A famous author once told us that she reads books by other people when she is in a writing phase. But she has plenty of author friends who don’t because they get infected by the styles of the writers they are reading, and these voices creep into their own writing. For beginning writers, this can be a good thing because it is a way of experimenting with a style that is not yet fully developed. But later on, when you have honed in on that voice that is yours alone, you don’t want anyone else interrupting.

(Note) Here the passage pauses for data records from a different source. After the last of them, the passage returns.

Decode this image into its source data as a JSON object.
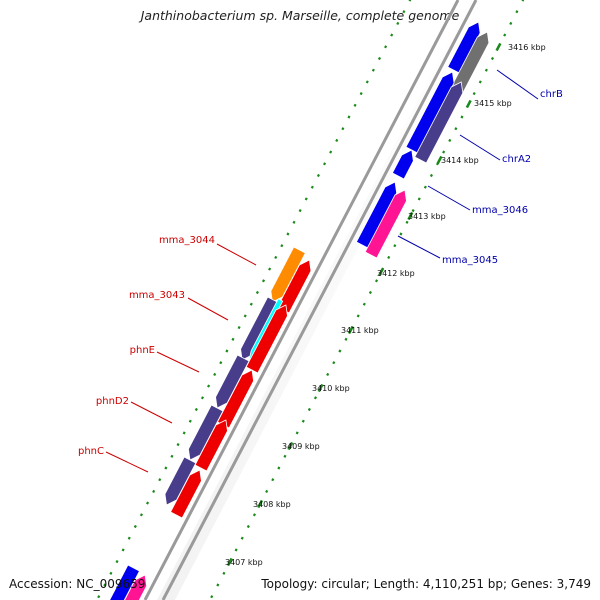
{
  "title": "Janthinobacterium sp. Marseille, complete genome",
  "footer": {
    "accession": "Accession: NC_009659",
    "summary": "Topology: circular; Length: 4,110,251 bp; Genes: 3,749"
  },
  "colors": {
    "backbone": "#9a9a9a",
    "ticks": "#1a8a1a",
    "forward_label": "#0000aa",
    "reverse_label": "#cc0000"
  },
  "kbp_ticks": [
    "3407 kbp",
    "3408 kbp",
    "3409 kbp",
    "3410 kbp",
    "3411 kbp",
    "3412 kbp",
    "3413 kbp",
    "3414 kbp",
    "3415 kbp",
    "3416 kbp"
  ],
  "genes_forward": [
    {
      "label": "chrB",
      "color": "#0000ee"
    },
    {
      "label": "",
      "color": "#707070"
    },
    {
      "label": "chrA2",
      "color": "#0000ee"
    },
    {
      "label": "",
      "color": "#483d8b"
    },
    {
      "label": "",
      "color": "#0000ee"
    },
    {
      "label": "mma_3046",
      "color": "#0000ee"
    },
    {
      "label": "mma_3045",
      "color": "#ff1493"
    }
  ],
  "genes_reverse": [
    {
      "label": "mma_3044",
      "color": "#ff8c00"
    },
    {
      "label": "",
      "color": "#ee0000"
    },
    {
      "label": "mma_3043",
      "color": "#483d8b"
    },
    {
      "label": "",
      "color": "#00ffff"
    },
    {
      "label": "",
      "color": "#ee0000"
    },
    {
      "label": "phnE",
      "color": "#483d8b"
    },
    {
      "label": "",
      "color": "#ee0000"
    },
    {
      "label": "phnD2",
      "color": "#483d8b"
    },
    {
      "label": "",
      "color": "#ee0000"
    },
    {
      "label": "phnC",
      "color": "#483d8b"
    },
    {
      "label": "",
      "color": "#ee0000"
    }
  ],
  "bottom_genes": [
    {
      "label": "",
      "color": "#0000ee"
    },
    {
      "label": "",
      "color": "#ff1493"
    }
  ]
}
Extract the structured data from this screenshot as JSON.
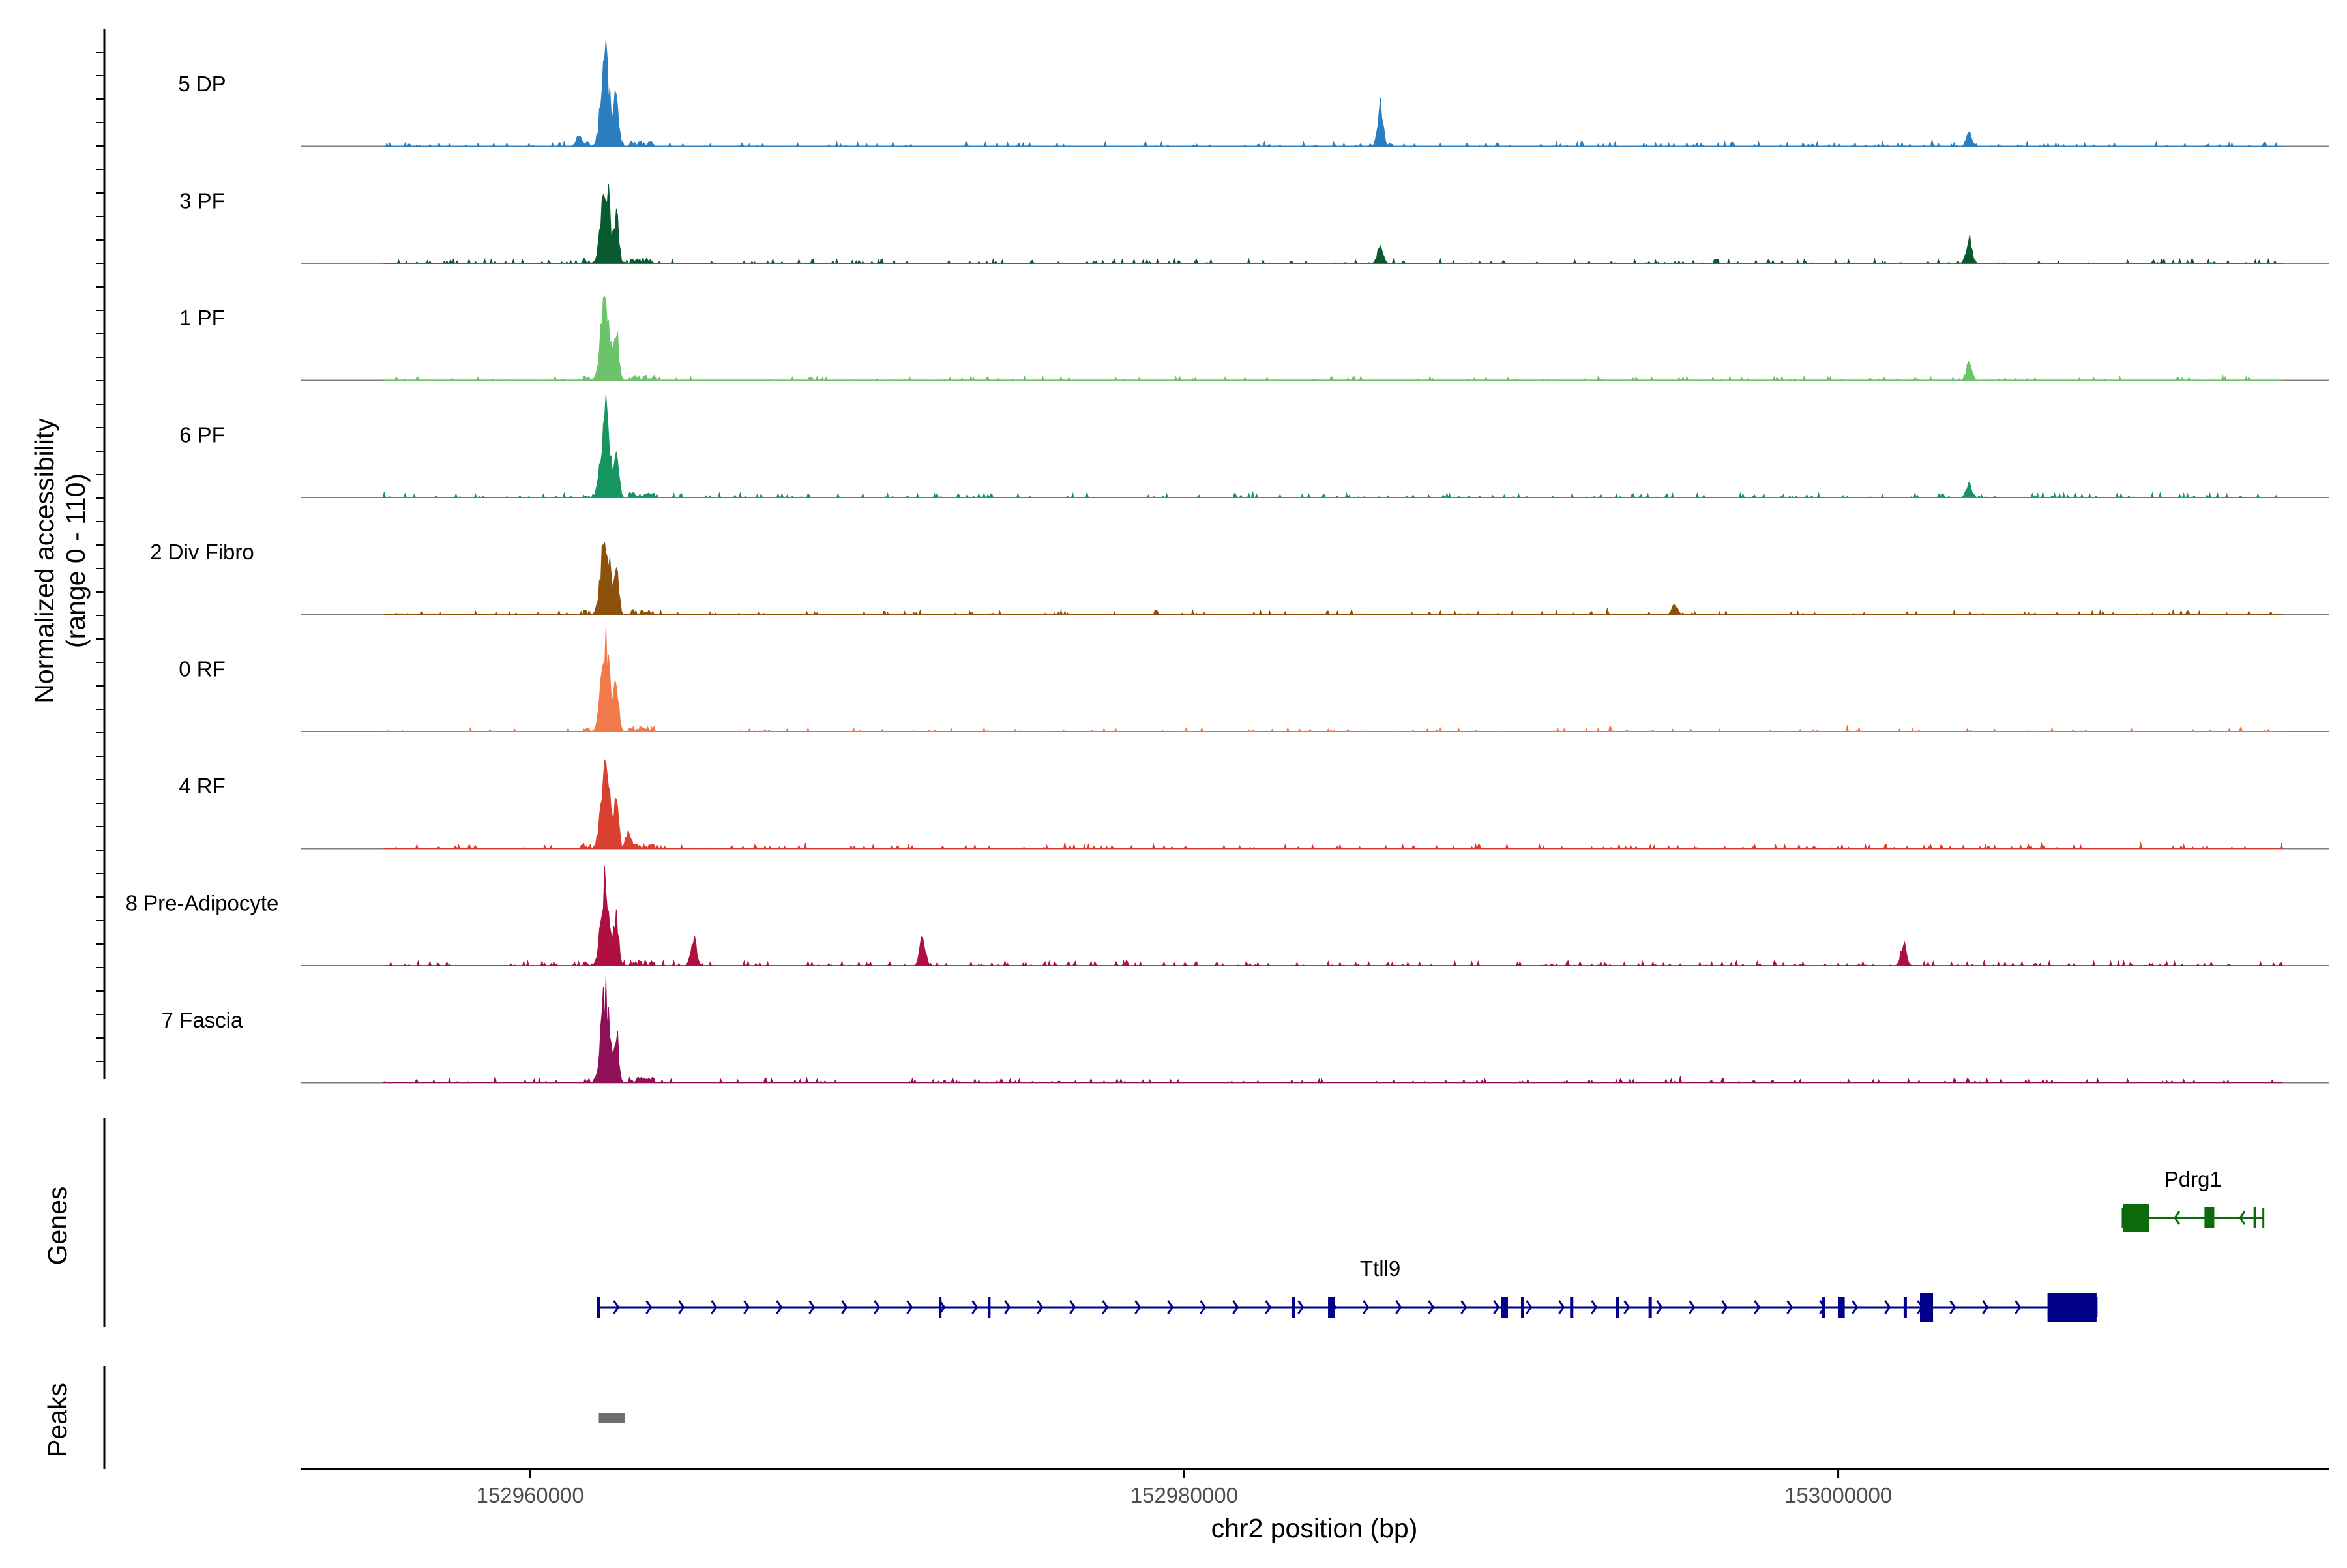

Style creep can also be an issue if you have a job that requires a different style of writing from the one you indulge in at your home computer. This was recently the subject of a blog in the New York Times Draft series of blogs on writing. Author Michael Erard works in a think tank during the day and on short stories, news articles, essays, reviews and nonfiction books at night. He says the think tank writing is decidedly “less juicy” and he has to work to keep it out of his other writing.
Erard calls the problem of voice creep “priming” as in what you are primed for when you start the writing process, what style is stuck in your head. He warns, for instance, about staying off the Web: “Each time you look at Facebook or Twitter, you get primed with another kind of language, whether it’s your friends’ or your own.”
To unprime yourself, Erard suggests that you read things that are very different from what you have been writing. Or, he says, you might try imitating a writing style different from your own. This is hard and gets you out of whatever you have been primed for.
We like to start writing early in the morning when our minds are empty of pretty much everything, including other people’s writing styles. Another technique is to reserve a special place where you only think about your writing, in your voice. And you should always, always revise, review to be sure you are saying what you want to say and in a voice that is true to you.